2) For each session, find the square of the deviation from the expected value
160 hands: (2.2 BB)^2 [EV of 3.2 BB, actual of 1 BB]
180 hands: (6.4 BB)^2 [EV of 3.6 BB, actual of 10 BB]
60 hands: (4.2 BB)^2 [EV of 1.2 BB, actual of -3 BB]

3) So obviously there is some variation from session to session, but how do you weight it? And how do you interpret the results?

It seems clear to me that the SD should be between 2.2 BB/session and 6.4 BB/session, but beyond that I'm pretty lost.

Did anybody make it this far with even a vague notion of what I'm trying to do? Anyone have any thoughts?

[/ QUOTE ]

This essay by Mason shows you how to compute your SD for variable length sessions. It is from Gambling Theory and Other Topics. If you want, I can email you a spreadsheet that does this. The following is a derivation of that method, which also contains a form which closely resembles the form for fixed length sessions.

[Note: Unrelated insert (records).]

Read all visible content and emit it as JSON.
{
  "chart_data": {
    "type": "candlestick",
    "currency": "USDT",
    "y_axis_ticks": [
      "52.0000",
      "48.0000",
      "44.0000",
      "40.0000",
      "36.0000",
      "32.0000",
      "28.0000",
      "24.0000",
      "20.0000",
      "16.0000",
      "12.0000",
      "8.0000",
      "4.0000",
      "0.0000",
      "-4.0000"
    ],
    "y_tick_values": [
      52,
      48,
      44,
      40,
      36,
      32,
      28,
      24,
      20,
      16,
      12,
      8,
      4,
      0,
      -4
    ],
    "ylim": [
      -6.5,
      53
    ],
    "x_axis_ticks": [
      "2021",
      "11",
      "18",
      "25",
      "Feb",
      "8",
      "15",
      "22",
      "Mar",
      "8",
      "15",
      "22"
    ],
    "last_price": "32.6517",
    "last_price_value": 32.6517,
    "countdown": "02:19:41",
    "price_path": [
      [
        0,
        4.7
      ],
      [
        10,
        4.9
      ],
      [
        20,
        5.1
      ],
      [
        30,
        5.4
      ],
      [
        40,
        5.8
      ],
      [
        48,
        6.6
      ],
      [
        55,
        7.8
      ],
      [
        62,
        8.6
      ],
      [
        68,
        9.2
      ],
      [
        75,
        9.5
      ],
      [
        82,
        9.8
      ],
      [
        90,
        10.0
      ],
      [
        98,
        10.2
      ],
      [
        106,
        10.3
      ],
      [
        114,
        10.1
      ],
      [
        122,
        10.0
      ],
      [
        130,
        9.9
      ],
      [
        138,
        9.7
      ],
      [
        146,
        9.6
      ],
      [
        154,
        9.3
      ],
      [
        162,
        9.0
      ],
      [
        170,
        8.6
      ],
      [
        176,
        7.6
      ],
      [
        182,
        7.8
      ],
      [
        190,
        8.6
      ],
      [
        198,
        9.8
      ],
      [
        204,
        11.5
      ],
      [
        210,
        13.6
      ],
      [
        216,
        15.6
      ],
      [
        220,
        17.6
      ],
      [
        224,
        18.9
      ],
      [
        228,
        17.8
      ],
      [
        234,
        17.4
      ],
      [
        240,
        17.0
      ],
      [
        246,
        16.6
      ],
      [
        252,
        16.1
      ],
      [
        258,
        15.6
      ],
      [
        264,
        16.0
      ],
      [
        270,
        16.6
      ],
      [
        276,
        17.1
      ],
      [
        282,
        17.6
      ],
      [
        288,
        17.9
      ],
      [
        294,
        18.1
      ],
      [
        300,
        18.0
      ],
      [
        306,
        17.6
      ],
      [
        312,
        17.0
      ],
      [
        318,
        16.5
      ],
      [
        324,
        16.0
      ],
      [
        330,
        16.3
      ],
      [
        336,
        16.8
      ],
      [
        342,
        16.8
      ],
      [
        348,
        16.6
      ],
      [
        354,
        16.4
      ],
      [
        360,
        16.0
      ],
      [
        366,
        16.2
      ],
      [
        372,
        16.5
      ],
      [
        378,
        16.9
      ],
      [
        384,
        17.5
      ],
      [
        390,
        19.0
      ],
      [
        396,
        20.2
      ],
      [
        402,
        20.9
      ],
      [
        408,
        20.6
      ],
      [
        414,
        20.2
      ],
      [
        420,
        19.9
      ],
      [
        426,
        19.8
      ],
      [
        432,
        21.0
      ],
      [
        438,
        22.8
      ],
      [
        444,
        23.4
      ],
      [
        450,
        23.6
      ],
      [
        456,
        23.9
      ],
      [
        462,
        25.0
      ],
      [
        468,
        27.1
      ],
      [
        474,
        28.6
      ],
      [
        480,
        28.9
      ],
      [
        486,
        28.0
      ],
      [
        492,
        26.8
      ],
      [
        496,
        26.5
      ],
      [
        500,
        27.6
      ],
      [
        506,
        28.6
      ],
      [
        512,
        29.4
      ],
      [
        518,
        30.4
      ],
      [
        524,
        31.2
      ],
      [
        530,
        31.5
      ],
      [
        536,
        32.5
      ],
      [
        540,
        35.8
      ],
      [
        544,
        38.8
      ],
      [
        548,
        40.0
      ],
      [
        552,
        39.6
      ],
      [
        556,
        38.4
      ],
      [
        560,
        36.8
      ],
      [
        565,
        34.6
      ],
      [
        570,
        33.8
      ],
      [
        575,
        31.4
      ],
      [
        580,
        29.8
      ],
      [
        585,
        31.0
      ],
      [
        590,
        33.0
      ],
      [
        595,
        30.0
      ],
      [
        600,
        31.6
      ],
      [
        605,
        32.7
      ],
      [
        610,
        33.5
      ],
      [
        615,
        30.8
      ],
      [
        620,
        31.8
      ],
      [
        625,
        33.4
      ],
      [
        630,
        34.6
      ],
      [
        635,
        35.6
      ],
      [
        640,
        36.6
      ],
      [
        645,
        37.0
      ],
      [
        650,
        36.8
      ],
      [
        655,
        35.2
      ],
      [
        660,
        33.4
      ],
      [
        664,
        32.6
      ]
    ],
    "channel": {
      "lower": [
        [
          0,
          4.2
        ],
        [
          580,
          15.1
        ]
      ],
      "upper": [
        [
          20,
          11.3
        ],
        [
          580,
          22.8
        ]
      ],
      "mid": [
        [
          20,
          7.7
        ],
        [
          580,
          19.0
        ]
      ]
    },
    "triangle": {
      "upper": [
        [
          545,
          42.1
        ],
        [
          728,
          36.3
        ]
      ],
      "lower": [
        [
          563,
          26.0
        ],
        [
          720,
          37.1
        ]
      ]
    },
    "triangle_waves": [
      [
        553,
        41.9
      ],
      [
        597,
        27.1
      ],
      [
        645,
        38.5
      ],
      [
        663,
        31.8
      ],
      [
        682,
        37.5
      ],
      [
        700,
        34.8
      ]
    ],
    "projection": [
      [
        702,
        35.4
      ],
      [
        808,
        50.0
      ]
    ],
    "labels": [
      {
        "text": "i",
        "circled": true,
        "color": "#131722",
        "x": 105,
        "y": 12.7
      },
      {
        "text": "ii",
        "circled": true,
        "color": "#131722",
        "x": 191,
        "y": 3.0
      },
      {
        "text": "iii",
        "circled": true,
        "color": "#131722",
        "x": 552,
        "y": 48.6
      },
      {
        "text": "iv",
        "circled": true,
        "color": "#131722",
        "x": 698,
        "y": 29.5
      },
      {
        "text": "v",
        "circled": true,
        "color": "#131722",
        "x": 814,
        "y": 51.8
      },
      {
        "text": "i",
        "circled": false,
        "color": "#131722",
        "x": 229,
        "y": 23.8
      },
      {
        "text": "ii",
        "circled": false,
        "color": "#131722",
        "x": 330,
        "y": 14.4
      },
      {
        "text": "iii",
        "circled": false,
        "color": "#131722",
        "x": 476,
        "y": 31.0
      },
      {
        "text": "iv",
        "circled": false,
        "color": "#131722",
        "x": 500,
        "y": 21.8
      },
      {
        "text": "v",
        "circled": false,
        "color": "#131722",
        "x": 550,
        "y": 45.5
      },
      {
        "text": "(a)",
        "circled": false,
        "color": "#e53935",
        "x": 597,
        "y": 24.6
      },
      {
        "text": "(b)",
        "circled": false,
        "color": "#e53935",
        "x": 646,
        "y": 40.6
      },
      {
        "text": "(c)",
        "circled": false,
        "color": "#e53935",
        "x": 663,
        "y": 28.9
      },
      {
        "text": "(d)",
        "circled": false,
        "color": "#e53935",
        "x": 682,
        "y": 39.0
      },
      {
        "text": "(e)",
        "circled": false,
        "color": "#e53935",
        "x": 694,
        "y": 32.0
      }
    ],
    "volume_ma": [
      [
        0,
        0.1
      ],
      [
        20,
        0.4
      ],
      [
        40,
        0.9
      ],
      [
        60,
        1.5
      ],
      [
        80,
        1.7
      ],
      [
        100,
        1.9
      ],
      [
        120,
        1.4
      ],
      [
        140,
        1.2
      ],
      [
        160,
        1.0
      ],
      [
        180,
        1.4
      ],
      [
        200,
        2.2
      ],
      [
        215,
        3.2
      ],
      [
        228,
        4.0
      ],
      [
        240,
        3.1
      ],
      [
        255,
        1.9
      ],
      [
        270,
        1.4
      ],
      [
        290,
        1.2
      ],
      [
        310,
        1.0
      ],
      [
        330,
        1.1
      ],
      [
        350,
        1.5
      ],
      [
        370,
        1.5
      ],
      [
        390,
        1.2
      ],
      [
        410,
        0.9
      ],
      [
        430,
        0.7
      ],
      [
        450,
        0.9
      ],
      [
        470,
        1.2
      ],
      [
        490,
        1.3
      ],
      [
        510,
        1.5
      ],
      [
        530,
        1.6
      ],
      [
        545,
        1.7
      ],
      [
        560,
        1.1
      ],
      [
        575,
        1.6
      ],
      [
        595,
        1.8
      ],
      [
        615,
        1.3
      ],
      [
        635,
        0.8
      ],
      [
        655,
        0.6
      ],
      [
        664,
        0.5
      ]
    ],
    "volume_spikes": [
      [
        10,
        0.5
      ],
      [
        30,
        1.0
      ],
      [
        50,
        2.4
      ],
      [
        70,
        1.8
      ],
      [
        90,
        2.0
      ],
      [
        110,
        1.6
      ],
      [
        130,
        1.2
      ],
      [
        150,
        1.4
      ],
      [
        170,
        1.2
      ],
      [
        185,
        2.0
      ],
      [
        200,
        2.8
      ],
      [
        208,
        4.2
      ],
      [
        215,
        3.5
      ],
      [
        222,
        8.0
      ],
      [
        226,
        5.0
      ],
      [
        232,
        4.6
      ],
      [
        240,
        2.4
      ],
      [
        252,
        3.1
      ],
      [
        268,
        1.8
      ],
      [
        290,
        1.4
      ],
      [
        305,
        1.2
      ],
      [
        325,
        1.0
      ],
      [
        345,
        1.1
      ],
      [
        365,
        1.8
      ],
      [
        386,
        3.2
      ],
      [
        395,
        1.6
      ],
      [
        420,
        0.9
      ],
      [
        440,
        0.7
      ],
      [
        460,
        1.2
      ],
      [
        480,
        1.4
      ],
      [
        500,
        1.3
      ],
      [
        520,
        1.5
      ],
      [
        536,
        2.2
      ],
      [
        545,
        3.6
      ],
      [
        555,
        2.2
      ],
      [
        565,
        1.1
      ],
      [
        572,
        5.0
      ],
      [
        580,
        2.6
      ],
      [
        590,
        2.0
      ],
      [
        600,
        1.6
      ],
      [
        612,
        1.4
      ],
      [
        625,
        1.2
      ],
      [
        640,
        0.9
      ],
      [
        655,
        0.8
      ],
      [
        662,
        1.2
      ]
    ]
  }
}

This is the derivation of the maximum likelihood estimator for the variance for sessions of variable length. The derivation is exactly the same as the textbook derivation for sessions of equal length, except that the variance is multiplied by the session length Ti, and the standard deviation is multiplied by sqrt(Ti). Here is the derivation (sorry about the ascii):

Let X be a vector of session results, and Ti be the duration of the ith session. Each session result Xi is a random variable distributed as a normal distribution of mean Ui = uTi, and unknown variance Ti*sigma^2, where u and sigma^2 are the mean and variance for 1 unit of time or number of hands (e.g. 100 hands). The probability distribution of a given observation Xi given sigma is:

f(Xi | sigma) = 1/[ sqrt(2*pi*Ti)*sigma ]*exp[ -(Xi - Ui)^2/(2*Ti*sigma^2) ]

This is simply the definition of the normal distribution where the standard deviation has been replaced by sqrt(Ti)*sigma, and the variance has been replaced by Ti*sigma^2. The conditional probability of a vector of N observations X given sigma, called the likelihood function, is obtained by multiplying N of these together, which causes a sum to appear in the exponential, and a product of 1/sqrt(Ti) out front.

f(x | sigma) = [ (2*pi*sigma^2)^-N/2 ]*prod[i=1 to N][1/sqrt(Ti)]*exp[ -1/(2*sigma^2) ]*sum[i = 1 to N](Xi - Ui)^2/Ti

To find the value of sigma^2 which maximizes the likelihood function, it is convenient to take the log of the likelihood function and maximize that. The logs of products become sums.

(-N/2)log(2*pi) - (N/2)*log(sigma)^2 - (N/2)*sum[i=1 to N] *log(Ti) - 1/(2*sigma^2) *sum[i = 1 to N] (Xi - Ui)^2/Ti

Taking the derivative of this with respect to sigma^2 and setting = 0:

-(N/2)*(1/sigma^2) + 1/(2*sigma^4)* sum[i = 1 to N] (Xi - Ui)^2/Ti = 0

sigma^2 = (1/N)*sum[i = 1 to N](Xi – Ui)^2/Ti

Note the similarity of this result to the standard definition of variance for sessions of equal duration. The only differences are that each term inside the sum is divided by the session duration Ti, and the constant mean u has been replaced with Ui which depends on the duration of each session. If the sessions are of equal length, Ti becomes a constant T which can be removed from the sum, and the sum would be divided by NT which is the total number of hours in N sessions.

To put this in the form found in Mason’s essay, expand the square, and break this into 3 sums:

sigma^2 = (1/N)*sum[i = 1 to N] Xi^2/Ti + (1/N)*sum[i = 1 to N] -2*XiUi/Ti + (1/N)*sum[i = 1 to N] Ui^2/Ti

Since Ui = u*Ti,

sigma^2 = (1/N)*sum[i = 1 to N] Xi^2/Ti + (1/N)*(-2u)*sum[i = 1 to N] Xi +
(1/N)*u^2*sum[i = 1 to N] Ti

Now since sum[i = 1 to N] Xi is the sum of the session results, this is the same as the hourly rate u times the total hours, or u* sum[i = 1 to N] Ti, so the second term is
(1/N)*-2u^2* sum[i = 1 to N] Ti . This can be combined with the final term to give Mason’s form:

sigma^2 = (1/N)*sum[i = 1 to N] Xi^2/Ti – (u^2/N)* sum[i = 1 to N] Ti.